Physics Asked on December 26, 2020
Consider a charged capacitor with its positive plate holding charge Q. Now I join the capacitor to an circuit with resistance R . So the capacitor starts to discharge. Small charge $q$ flows out of positive plate in a small time $dt$ . My textbook says that the instantaneous current that flows is equal to $d$(Q-$q$)/$dt$ $=$ $-dq/dt$ . But I feel that as $q$ amount of charge has flown out the instantaneous current should be only $dq/dt$
Firstly, you show some confusion between $Q$ an $q$. They are effectively the same thing, the charge stored by the capacitor.

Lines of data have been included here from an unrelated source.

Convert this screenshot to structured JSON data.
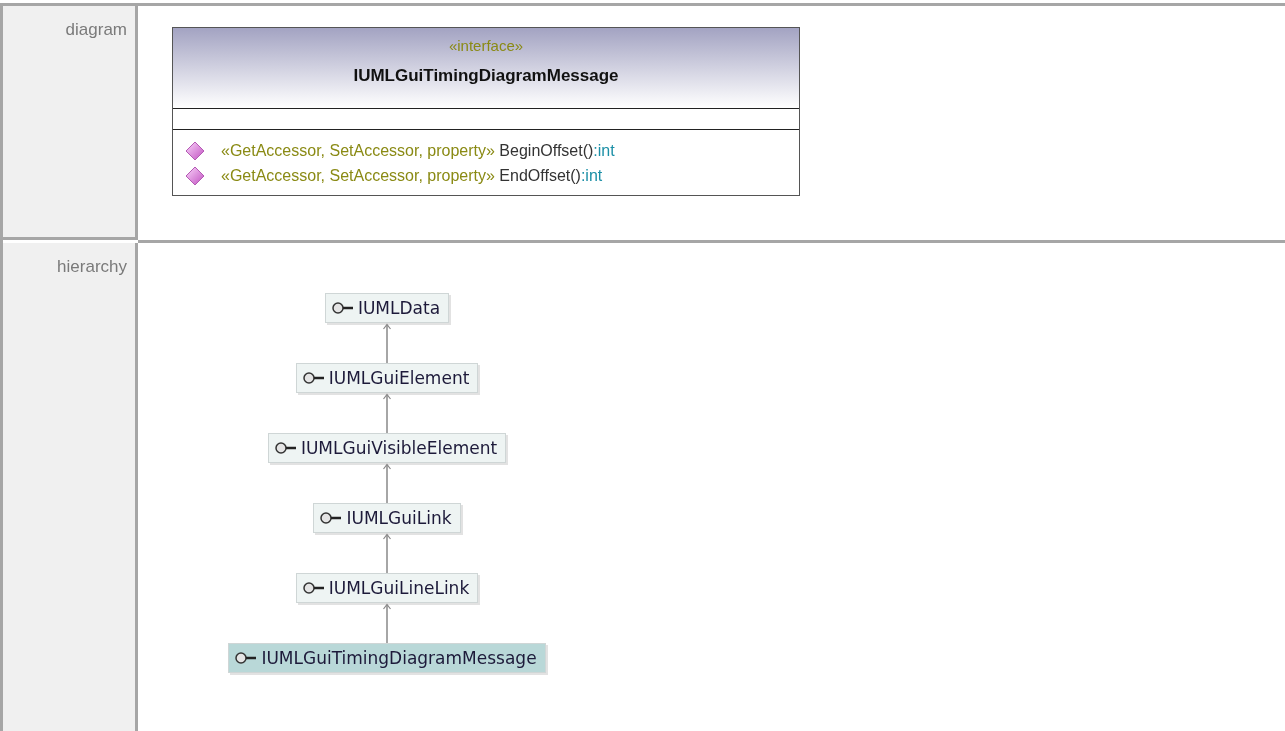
{
  "sections": [
    {
      "label": "diagram",
      "kind": "diagram"
    },
    {
      "label": "hierarchy",
      "kind": "hierarchy"
    }
  ],
  "class_box": {
    "stereotype": "«interface»",
    "name": "IUMLGuiTimingDiagramMessage",
    "members": [
      {
        "stereotype": "«GetAccessor, SetAccessor, property»",
        "name": "BeginOffset()",
        "type": ":int"
      },
      {
        "stereotype": "«GetAccessor, SetAccessor, property»",
        "name": "EndOffset()",
        "type": ":int"
      }
    ]
  },
  "hierarchy": [
    {
      "name": "IUMLData",
      "selected": false
    },
    {
      "name": "IUMLGuiElement",
      "selected": false
    },
    {
      "name": "IUMLGuiVisibleElement",
      "selected": false
    },
    {
      "name": "IUMLGuiLink",
      "selected": false
    },
    {
      "name": "IUMLGuiLineLink",
      "selected": false
    },
    {
      "name": "IUMLGuiTimingDiagramMessage",
      "selected": true
    }
  ]
}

Since it is changing, it is customary to use lower case.
$dq/dt$ is the rate of change of $q$. As the capacitor discharges, $q$ falls; thus its rate of change $dq/dt$ is negative.
However the current $i$ flowing out is a positive current. In the equation $i = dq/dt$, we therefore also require the $dq/dt$ side to be positive. But it is negative, so we add an extra minus sign to yield a minus times a minus, written as $i = -dq/dt$.
This may still seem difficult or confusing to justify, so let's look at it a different way.
Consider the opposite situation, with a charging current $i$ where $q$ is increasing and $dq/dt$ is positive. Now we can happily write $i = dq/dt$ with no complications.
But that charging current is flowing the opposite way to the discharge current, so for the discharge situation we would write the current flowing in as $-i$. And, since $di/dt$ is then negative too, we can happily write $-i = dq/dt$.
But we do not want to express it as a negatively flowing charge current, we want a positive flowing discharge current going the other way. So we move the minus sign across and write $i = -dq/dt$.